カゲルはすでに胸の奥に手を伸ばし戦闘のスイッチを押していた。


受付嬢はエレベーターまで2人を案内してれた。

ボタンを押すと4階で点灯していたエレベーター

はゆっくりと数字を数えながら降りてきた。


4.3.2...


1....


ガシャン!


ウィーン


扉の中にはヴァズギアいた。

次の瞬間にはカゲルはエレベーターの中に引き摺り込まれ、ナナゴウは受付嬢によって抑えられた。


「イタイ!!離すのだー!!!」


手を伸ばすナナゴウ、しかし無情にも扉は閉じていく。


カゲルはヴァズギアによってエレベーターというリングのすみにクリンチ状態で押し付けられた。
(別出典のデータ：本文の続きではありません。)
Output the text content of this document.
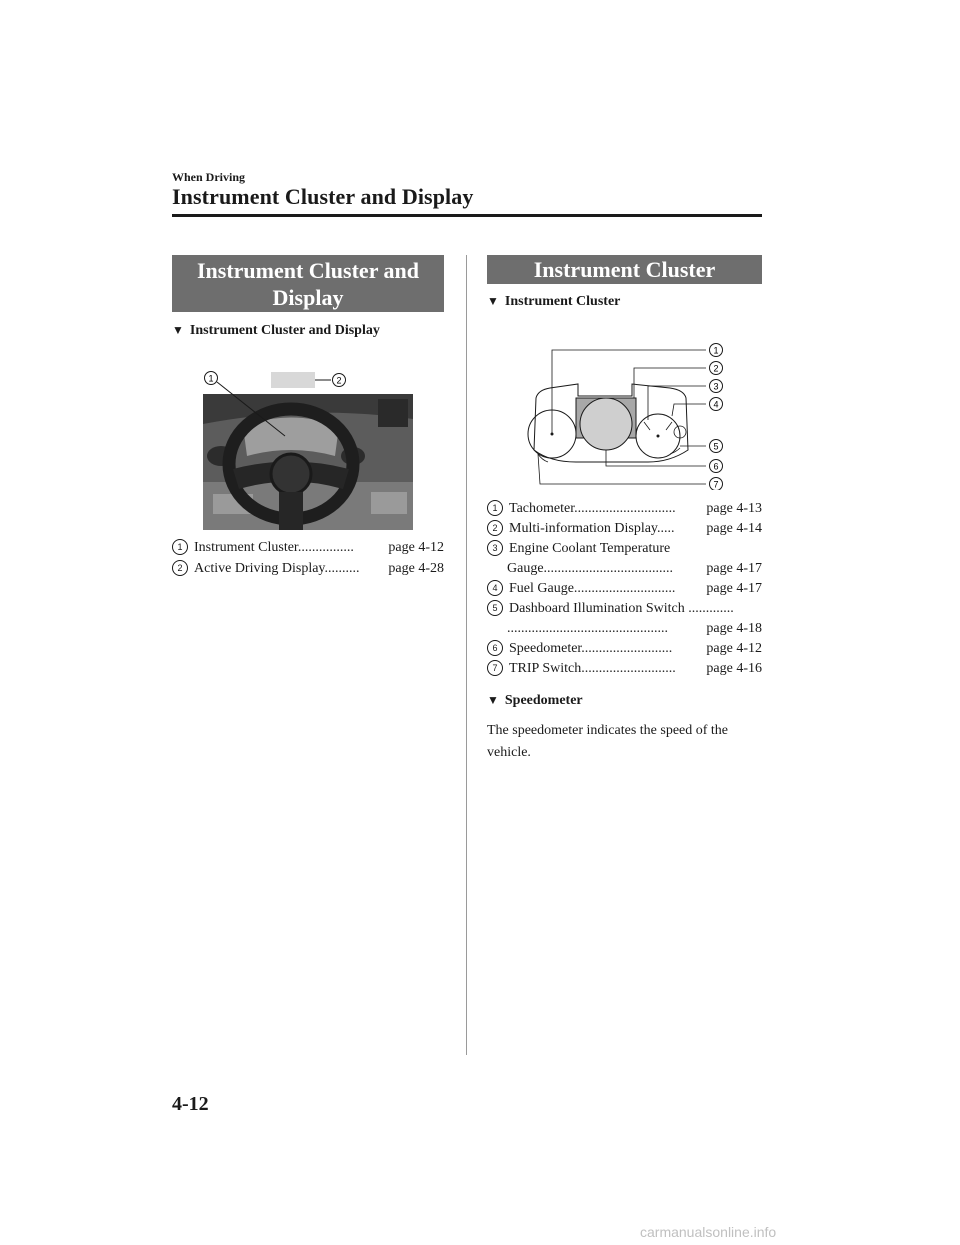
When Driving
Instrument Cluster and Display
Instrument Cluster and
Display
▼ Instrument Cluster and Display
1	2
1 Instrument Cluster................ page 4-12
2 Active Driving Display.......... page 4-28
Instrument Cluster
▼ Instrument Cluster
1
2
3
4
5
6
7
1 Tachometer............................. page 4-13
2 Multi-information Display..... page 4-14
3 Engine Coolant Temperature
Gauge..................................... page 4-17
4 Fuel Gauge............................. page 4-17
5 Dashboard Illumination Switch .............
..............................................	page 4-18
6 Speedometer.......................... page 4-12
7 TRIP Switch........................... page 4-16
▼ Speedometer
The speedometer indicates the speed of the
vehicle.
4-12
carmanualsonline.info
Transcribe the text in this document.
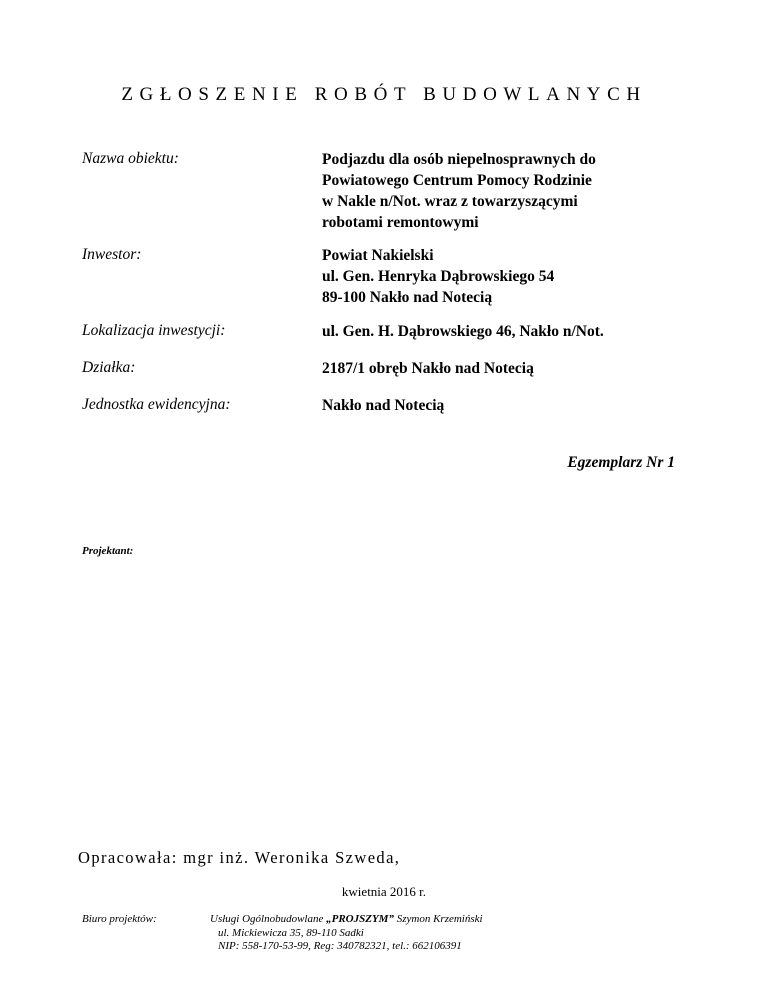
ZGŁOSZENIE ROBÓT BUDOWLANYCH
Nazwa obiektu:	Podjazdu dla osób niepelnosprawnych do
Powiatowego Centrum Pomocy Rodzinie
w Nakle n/Not. wraz z towarzyszącymi
robotami remontowymi
Inwestor:	Powiat Nakielski
ul. Gen. Henryka Dąbrowskiego 54
89-100 Nakło nad Notecią
Lokalizacja inwestycji:	ul. Gen. H. Dąbrowskiego 46, Nakło n/Not.
Działka:	2187/1 obręb Nakło nad Notecią
Jednostka ewidencyjna:	Nakło nad Notecią
Egzemplarz Nr 1
Projektant:
Opracowała: mgr inż. Weronika Szweda,
kwietnia 2016 r.
Biuro projektów:	Usługi Ogólnobudowlane „PROJSZYM” Szymon Krzemiński
ul. Mickiewicza 35, 89-110 Sadki
NIP: 558-170-53-99, Reg: 340782321, tel.: 662106391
「カゲルううう!!!この時を待っていたぞオオオオオ!!!」


パン!!


肘関節で振ったようなボディがカゲルの腹に

刺さる。


「ガッ、、!!ゲプッ。」


その一撃でカゲルは口から逆流した胃液を吐いた。


エレベーターの中は大きな教会に似合わず、意図的に小さく作られていた。


「シッコクノツカイを出してみろよカゲルゥゥ!!この狭さじゃぁ剣は振れねえだろウウウ!!振ってもクリンチしてしまいだ!

俺はじっくり、、!!」


ボコォ!!!


腹がえぐられた。


「げええええええ!!!」


エレベーターの地平はカゲルの吐瀉物によって覆われ、酸性と悪臭の世界が生まれた。


「これが俺の革命だァァァァ!!くたばれ

カゲルウウ!!!死ね死ね死ね死ね死ね死ね死ね死ね死ね死ね死ね死ね死ね死ね死ね死ね死ね死ね死ね死ね死ねエエエエエエエ!!!」


コーナーに押し付けられてありったけのラッシュをカゲルは受けた。顔は3倍にはれたらこ唇

の醜男となり、体は黒いあざだらけになった。


崩れ落ちるカゲルをヴァズギアはコーナーに押し付け、倒れることも許さずボディで突き上げた。


「意識飛んでんなぁぁ!!カゲルウウウ!!!

あの世までぶん殴ってやるよおおおおお!!!」


復讐の巨グマは涎を撒き散らした。